I went in for ice. When I returned he was pissing off the deck, standing on tiptoe to get the emerging stream to clear the rail. Then we sat and listened to animal cries somewhere off in the thickets and we remembered where we were and didn't speak for a time after the sounds died away. He said he wished he had remained a student, gone to Mongolia, true remoteness, to live and work and think. He called me Jimmy.
"You'll have every opportunity to talk about these things," I said. "Talk, pause, think, talk. Your face," I said. "Who you are, what you believe. Other thinkers, writers, artists, nobody's done a film like this, nothing planned, nothing rehearsed, no elaborate setup, no conclusions in advance, this is completely sort of barefaced, uncut." I spoke these lines in a whisky babble, half aware that I'd said all this before, and I heard a deep breath and then his voice, quiet and contained, even sad.
"What you want, my friend, whether you know it or not, is a public confession."
This could not be right. I told him absolutely not. I told him I had no intention of doing anything like that.
"A deathbed conversion.

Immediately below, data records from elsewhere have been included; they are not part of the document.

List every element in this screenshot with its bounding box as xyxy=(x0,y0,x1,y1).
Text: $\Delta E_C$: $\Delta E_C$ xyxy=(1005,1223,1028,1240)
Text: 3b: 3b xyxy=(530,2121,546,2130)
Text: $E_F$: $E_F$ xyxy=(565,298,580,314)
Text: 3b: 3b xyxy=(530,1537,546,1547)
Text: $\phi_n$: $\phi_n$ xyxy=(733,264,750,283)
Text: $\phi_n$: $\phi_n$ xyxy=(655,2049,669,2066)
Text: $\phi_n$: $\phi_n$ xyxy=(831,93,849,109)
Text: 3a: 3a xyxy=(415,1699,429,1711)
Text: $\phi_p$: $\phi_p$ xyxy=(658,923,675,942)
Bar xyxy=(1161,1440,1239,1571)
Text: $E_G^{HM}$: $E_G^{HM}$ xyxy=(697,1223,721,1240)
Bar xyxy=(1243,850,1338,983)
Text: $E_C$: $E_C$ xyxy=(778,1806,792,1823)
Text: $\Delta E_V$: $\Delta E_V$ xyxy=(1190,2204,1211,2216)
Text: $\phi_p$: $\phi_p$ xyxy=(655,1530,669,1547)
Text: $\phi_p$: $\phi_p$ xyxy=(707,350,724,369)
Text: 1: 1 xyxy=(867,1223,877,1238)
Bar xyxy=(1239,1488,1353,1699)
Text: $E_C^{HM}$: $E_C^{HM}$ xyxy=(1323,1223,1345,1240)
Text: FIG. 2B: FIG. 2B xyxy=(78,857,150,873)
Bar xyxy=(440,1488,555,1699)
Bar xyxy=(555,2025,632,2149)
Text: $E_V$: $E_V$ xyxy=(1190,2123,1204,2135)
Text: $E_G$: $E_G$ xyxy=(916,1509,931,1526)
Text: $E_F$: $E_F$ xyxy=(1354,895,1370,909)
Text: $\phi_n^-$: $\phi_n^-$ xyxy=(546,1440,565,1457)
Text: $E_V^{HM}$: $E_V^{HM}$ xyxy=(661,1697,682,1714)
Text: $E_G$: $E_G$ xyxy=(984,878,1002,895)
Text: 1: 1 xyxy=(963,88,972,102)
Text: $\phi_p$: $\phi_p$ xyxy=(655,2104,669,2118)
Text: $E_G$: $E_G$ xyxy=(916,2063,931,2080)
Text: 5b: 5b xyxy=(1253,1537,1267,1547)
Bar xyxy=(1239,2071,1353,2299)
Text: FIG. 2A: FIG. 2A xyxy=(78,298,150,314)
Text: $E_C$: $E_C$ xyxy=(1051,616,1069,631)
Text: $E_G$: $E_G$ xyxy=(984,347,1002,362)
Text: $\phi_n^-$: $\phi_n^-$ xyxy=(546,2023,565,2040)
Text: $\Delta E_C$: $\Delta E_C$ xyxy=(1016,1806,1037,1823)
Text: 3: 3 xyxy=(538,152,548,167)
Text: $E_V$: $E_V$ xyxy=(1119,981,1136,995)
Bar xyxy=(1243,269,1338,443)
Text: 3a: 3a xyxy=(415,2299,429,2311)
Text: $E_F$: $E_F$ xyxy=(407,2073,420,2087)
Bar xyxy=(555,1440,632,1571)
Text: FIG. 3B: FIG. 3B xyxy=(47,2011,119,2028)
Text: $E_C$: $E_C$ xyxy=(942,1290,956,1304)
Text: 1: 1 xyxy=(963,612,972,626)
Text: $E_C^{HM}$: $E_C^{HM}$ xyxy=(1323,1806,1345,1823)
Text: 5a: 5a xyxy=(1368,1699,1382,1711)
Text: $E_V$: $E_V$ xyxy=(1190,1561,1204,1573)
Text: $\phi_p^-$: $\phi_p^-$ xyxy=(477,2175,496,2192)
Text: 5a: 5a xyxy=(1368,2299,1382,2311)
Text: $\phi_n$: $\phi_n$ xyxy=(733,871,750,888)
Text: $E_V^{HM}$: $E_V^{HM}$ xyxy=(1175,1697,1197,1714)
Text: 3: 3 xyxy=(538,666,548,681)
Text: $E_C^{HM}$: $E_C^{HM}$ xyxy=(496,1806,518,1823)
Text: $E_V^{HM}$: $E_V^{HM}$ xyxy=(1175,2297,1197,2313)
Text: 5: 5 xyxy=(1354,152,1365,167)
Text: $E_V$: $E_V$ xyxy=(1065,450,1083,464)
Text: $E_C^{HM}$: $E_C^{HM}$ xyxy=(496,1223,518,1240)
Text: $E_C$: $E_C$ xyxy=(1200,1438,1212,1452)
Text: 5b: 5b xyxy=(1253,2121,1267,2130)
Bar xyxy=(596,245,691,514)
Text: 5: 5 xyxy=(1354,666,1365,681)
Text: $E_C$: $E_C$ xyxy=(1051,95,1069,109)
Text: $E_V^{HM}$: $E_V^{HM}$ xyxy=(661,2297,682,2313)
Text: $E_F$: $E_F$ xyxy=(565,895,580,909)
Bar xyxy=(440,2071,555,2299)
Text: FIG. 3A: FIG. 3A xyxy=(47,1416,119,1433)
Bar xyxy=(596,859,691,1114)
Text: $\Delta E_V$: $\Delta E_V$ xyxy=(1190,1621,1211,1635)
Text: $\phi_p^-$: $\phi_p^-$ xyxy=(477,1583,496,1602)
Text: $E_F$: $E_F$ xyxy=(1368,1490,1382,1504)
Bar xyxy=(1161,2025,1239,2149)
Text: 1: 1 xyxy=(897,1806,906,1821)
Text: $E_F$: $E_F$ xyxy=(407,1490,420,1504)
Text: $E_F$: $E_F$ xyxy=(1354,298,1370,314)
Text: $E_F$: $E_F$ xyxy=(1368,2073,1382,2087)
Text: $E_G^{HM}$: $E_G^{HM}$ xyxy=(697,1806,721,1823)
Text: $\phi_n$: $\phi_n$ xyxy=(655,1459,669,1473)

This is what you want. The foolishness, the vanity of the intellectual. The blind vanity, the worship of power. Forgive me, absolve me."
I fought off this notion, inwardly, and told him I had no special ideas beyond what I'd described.
"You want to film a man breaking down," he said. "I understand that. What's the point otherwise?"
A man melting into the war. A man who still believes in the righteousness of the war, his war. How would he look and sound on film, in a theater, on a screen anywhere, talking about a haiku war? Had I thought about this? I'd thought about the wall, the color and texture of the wall, and I'd thought about the man's face, the features that were strong but also collapsible in the show of whatever cruel truths might come spilling into his eyes, and then I thought about Jerry Lewis in closeup in 1952, Jerry ripping off his tie as he sang some weepy Broadway ballad.
Before he went inside Elster gripped my shoulder, reassuringly, it seemed, and I remained on the deck for some time, too deeply settled in my chair, in the night itself, to reach for the bottle of scotch. Behind me, his bedroom light went out, brightening the sky, and how queer it seemed, half the heavens coming nearer, all those incandescent masses increasing in number, the stars and constellations, because somebody turns off a light in a house in the desert, and I was sorry he wasn't here so I could listen to him talk about this, the near and far, what we think we're seeing when we're not.
I wondered if we were becoming a family, no more strange than most families except that we had nothing to do, nowhere to go, but that's not so strange either, father, daughter and whatever-I-was.